Well, what have we achieved and learned today? We’ve trained our encoder network on the sketch classification approach and achieved reasonable classification performances of 63% on TU Berlin (human level: 73%, SOTA: ≥78%) and 79% on Sketchy. Our default setting of the hyperparameters proved to be optimal with respect to the classification performance. However, by disabling dropout and increasing the weight decay, we were able to improve the correlation to the psychological dissimilarities to τ ≈ 0.33 (which is however still lower than the correlation of τ ≈ 0.39 reported earlier for the inception-v3 network). The size of the bottleneck layer does not seem to have a large impact on classification performance, but reducing it too much results in poorer correlation values.

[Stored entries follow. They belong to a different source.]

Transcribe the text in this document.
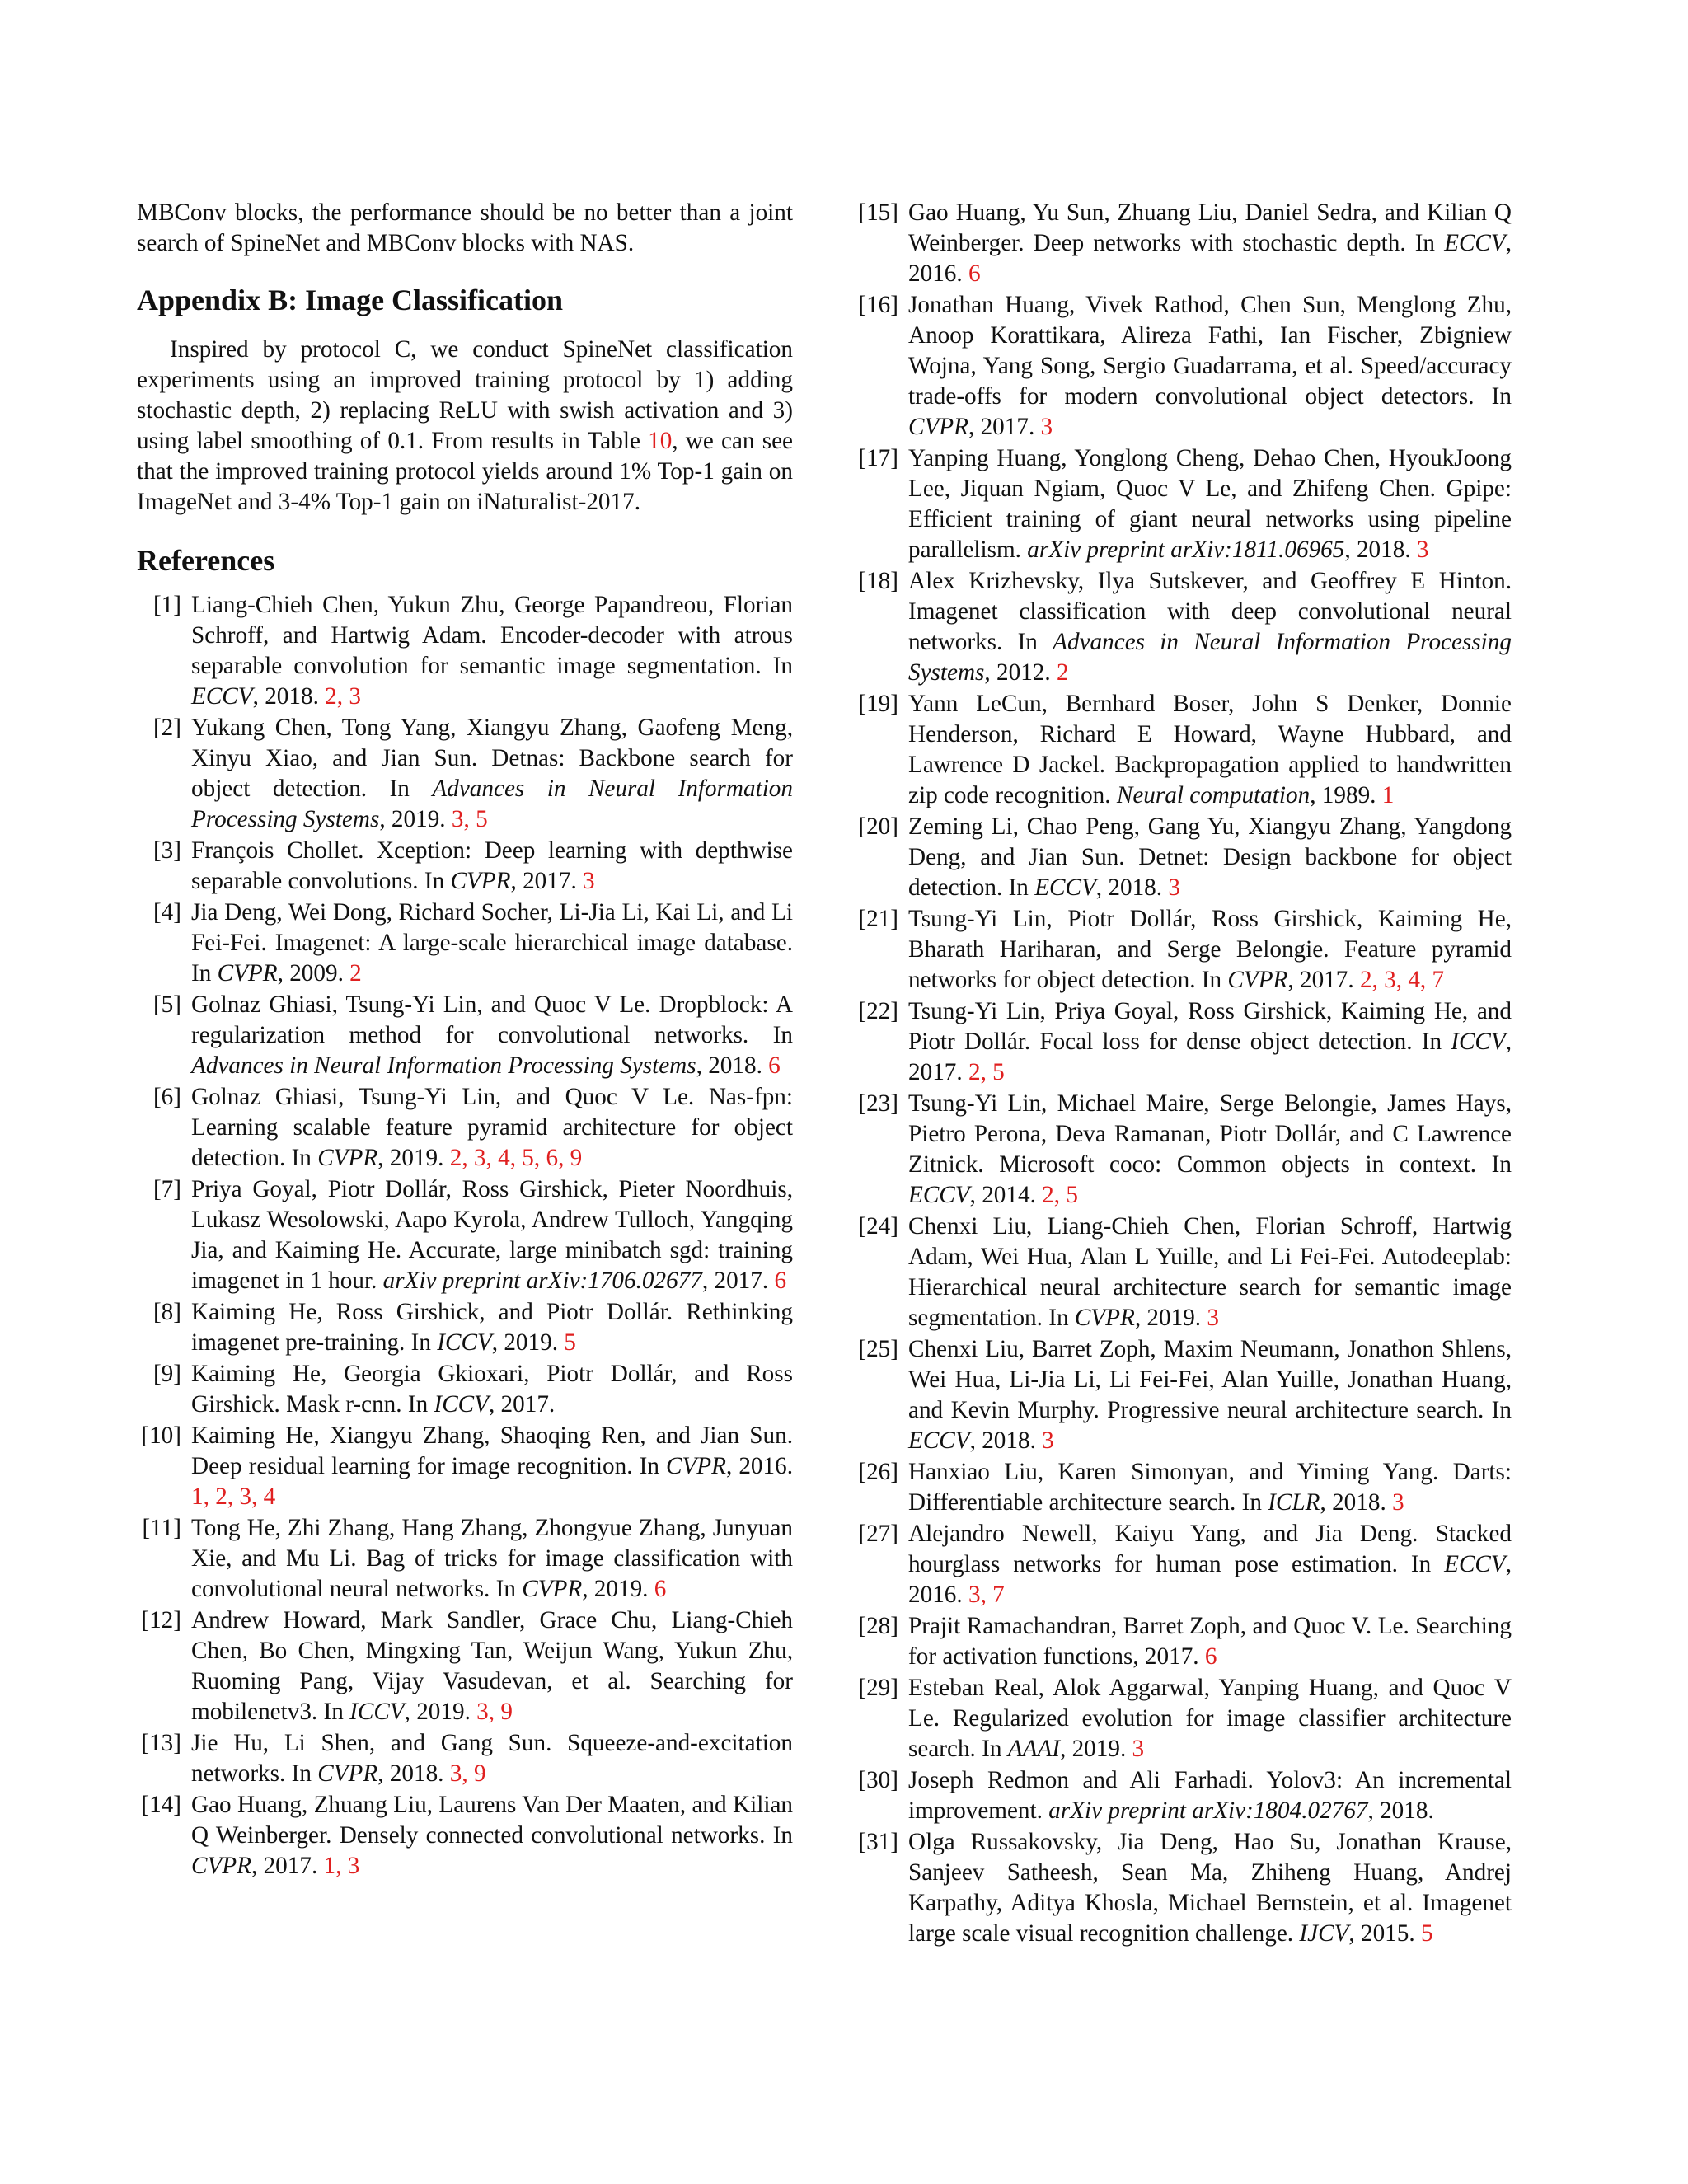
MBConv blocks, the performance should be no better than a joint search of SpineNet and MBConv blocks with NAS.

Appendix B: Image Classification

Inspired by protocol C, we conduct SpineNet classification experiments using an improved training protocol by 1) adding stochastic depth, 2) replacing ReLU with swish activation and 3) using label smoothing of 0.1. From results in Table 10, we can see that the improved training protocol yields around 1% Top-1 gain on ImageNet and 3-4% Top-1 gain on iNaturalist-2017.

References
[1] Liang-Chieh Chen, Yukun Zhu, George Papandreou, Florian Schroff, and Hartwig Adam. Encoder-decoder with atrous separable convolution for semantic image segmentation. In ECCV, 2018. 2, 3
[2] Yukang Chen, Tong Yang, Xiangyu Zhang, Gaofeng Meng, Xinyu Xiao, and Jian Sun. Detnas: Backbone search for object detection. In Advances in Neural Information Processing Systems, 2019. 3, 5
[3] François Chollet. Xception: Deep learning with depthwise separable convolutions. In CVPR, 2017. 3
[4] Jia Deng, Wei Dong, Richard Socher, Li-Jia Li, Kai Li, and Li Fei-Fei. Imagenet: A large-scale hierarchical image database. In CVPR, 2009. 2
[5] Golnaz Ghiasi, Tsung-Yi Lin, and Quoc V Le. Dropblock: A regularization method for convolutional networks. In Advances in Neural Information Processing Systems, 2018. 6
[6] Golnaz Ghiasi, Tsung-Yi Lin, and Quoc V Le. Nas-fpn: Learning scalable feature pyramid architecture for object detection. In CVPR, 2019. 2, 3, 4, 5, 6, 9
[7] Priya Goyal, Piotr Dollár, Ross Girshick, Pieter Noordhuis, Lukasz Wesolowski, Aapo Kyrola, Andrew Tulloch, Yangqing Jia, and Kaiming He. Accurate, large minibatch sgd: training imagenet in 1 hour. arXiv preprint arXiv:1706.02677, 2017. 6
[8] Kaiming He, Ross Girshick, and Piotr Dollár. Rethinking imagenet pre-training. In ICCV, 2019. 5
[9] Kaiming He, Georgia Gkioxari, Piotr Dollár, and Ross Girshick. Mask r-cnn. In ICCV, 2017.
[10] Kaiming He, Xiangyu Zhang, Shaoqing Ren, and Jian Sun. Deep residual learning for image recognition. In CVPR, 2016. 1, 2, 3, 4
[11] Tong He, Zhi Zhang, Hang Zhang, Zhongyue Zhang, Junyuan Xie, and Mu Li. Bag of tricks for image classification with convolutional neural networks. In CVPR, 2019. 6
[12] Andrew Howard, Mark Sandler, Grace Chu, Liang-Chieh Chen, Bo Chen, Mingxing Tan, Weijun Wang, Yukun Zhu, Ruoming Pang, Vijay Vasudevan, et al. Searching for mobilenetv3. In ICCV, 2019. 3, 9
[13] Jie Hu, Li Shen, and Gang Sun. Squeeze-and-excitation networks. In CVPR, 2018. 3, 9
[14] Gao Huang, Zhuang Liu, Laurens Van Der Maaten, and Kilian Q Weinberger. Densely connected convolutional networks. In CVPR, 2017. 1, 3
[15] Gao Huang, Yu Sun, Zhuang Liu, Daniel Sedra, and Kilian Q Weinberger. Deep networks with stochastic depth. In ECCV, 2016. 6
[16] Jonathan Huang, Vivek Rathod, Chen Sun, Menglong Zhu, Anoop Korattikara, Alireza Fathi, Ian Fischer, Zbigniew Wojna, Yang Song, Sergio Guadarrama, et al. Speed/accuracy trade-offs for modern convolutional object detectors. In CVPR, 2017. 3
[17] Yanping Huang, Yonglong Cheng, Dehao Chen, HyoukJoong Lee, Jiquan Ngiam, Quoc V Le, and Zhifeng Chen. Gpipe: Efficient training of giant neural networks using pipeline parallelism. arXiv preprint arXiv:1811.06965, 2018. 3
[18] Alex Krizhevsky, Ilya Sutskever, and Geoffrey E Hinton. Imagenet classification with deep convolutional neural networks. In Advances in Neural Information Processing Systems, 2012. 2
[19] Yann LeCun, Bernhard Boser, John S Denker, Donnie Henderson, Richard E Howard, Wayne Hubbard, and Lawrence D Jackel. Backpropagation applied to handwritten zip code recognition. Neural computation, 1989. 1
[20] Zeming Li, Chao Peng, Gang Yu, Xiangyu Zhang, Yangdong Deng, and Jian Sun. Detnet: Design backbone for object detection. In ECCV, 2018. 3
[21] Tsung-Yi Lin, Piotr Dollár, Ross Girshick, Kaiming He, Bharath Hariharan, and Serge Belongie. Feature pyramid networks for object detection. In CVPR, 2017. 2, 3, 4, 7
[22] Tsung-Yi Lin, Priya Goyal, Ross Girshick, Kaiming He, and Piotr Dollár. Focal loss for dense object detection. In ICCV, 2017. 2, 5
[23] Tsung-Yi Lin, Michael Maire, Serge Belongie, James Hays, Pietro Perona, Deva Ramanan, Piotr Dollár, and C Lawrence Zitnick. Microsoft coco: Common objects in context. In ECCV, 2014. 2, 5
[24] Chenxi Liu, Liang-Chieh Chen, Florian Schroff, Hartwig Adam, Wei Hua, Alan L Yuille, and Li Fei-Fei. Autodeeplab: Hierarchical neural architecture search for semantic image segmentation. In CVPR, 2019. 3
[25] Chenxi Liu, Barret Zoph, Maxim Neumann, Jonathon Shlens, Wei Hua, Li-Jia Li, Li Fei-Fei, Alan Yuille, Jonathan Huang, and Kevin Murphy. Progressive neural architecture search. In ECCV, 2018. 3
[26] Hanxiao Liu, Karen Simonyan, and Yiming Yang. Darts: Differentiable architecture search. In ICLR, 2018. 3
[27] Alejandro Newell, Kaiyu Yang, and Jia Deng. Stacked hourglass networks for human pose estimation. In ECCV, 2016. 3, 7
[28] Prajit Ramachandran, Barret Zoph, and Quoc V. Le. Searching for activation functions, 2017. 6
[29] Esteban Real, Alok Aggarwal, Yanping Huang, and Quoc V Le. Regularized evolution for image classifier architecture search. In AAAI, 2019. 3
[30] Joseph Redmon and Ali Farhadi. Yolov3: An incremental improvement. arXiv preprint arXiv:1804.02767, 2018.
[31] Olga Russakovsky, Jia Deng, Hao Su, Jonathan Krause, Sanjeev Satheesh, Sean Ma, Zhiheng Huang, Andrej Karpathy, Aditya Khosla, Michael Bernstein, et al. Imagenet large scale visual recognition challenge. IJCV, 2015. 5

So far, we have not yet considered the mapping task, but we have selected four promising network configurations based on the classification task. These configurations will then compete against the pre-trained inception-v3 network in both a transfer learning and a multi-task learning setting. The results of the transfer learning experiments will be shared in the next blog post of this series.
References
[1] Yu, Q.; Yang, Y.; Liu, F.; Song, Y.-Z.; Xiang, T. & Hospedales, T. M. Sketch-a-Net: A Deep Neural Network that Beats Humans International Journal of Computer Vision, Springer, 2017, 122, 411-425
[2] Krizhevsky, A.; Sutskever, I. & Hinton, G. ImageNet Classification with Deep Convolutional Neural Networks Advances in Neural Information Processing Systems, Curran Associates, Inc., 2012, 25, 1097-1105
[3] Eitz, M.; Hays, J. & Alexa, M. How Do Humans Sketch Objects? ACM Trans. Graph., Association for Computing Machinery, 2012, 31
[4] Christian Szegedy, Vincent Vanhoucke, Sergey Ioffe, Jon Shlens, and Zbigniew Wojna. Rethinking the Inception Architecture for Computer Vision Proceedings of the IEEE Conference on Computer Vision and Pattern Recognition, 2016, 2818-2826.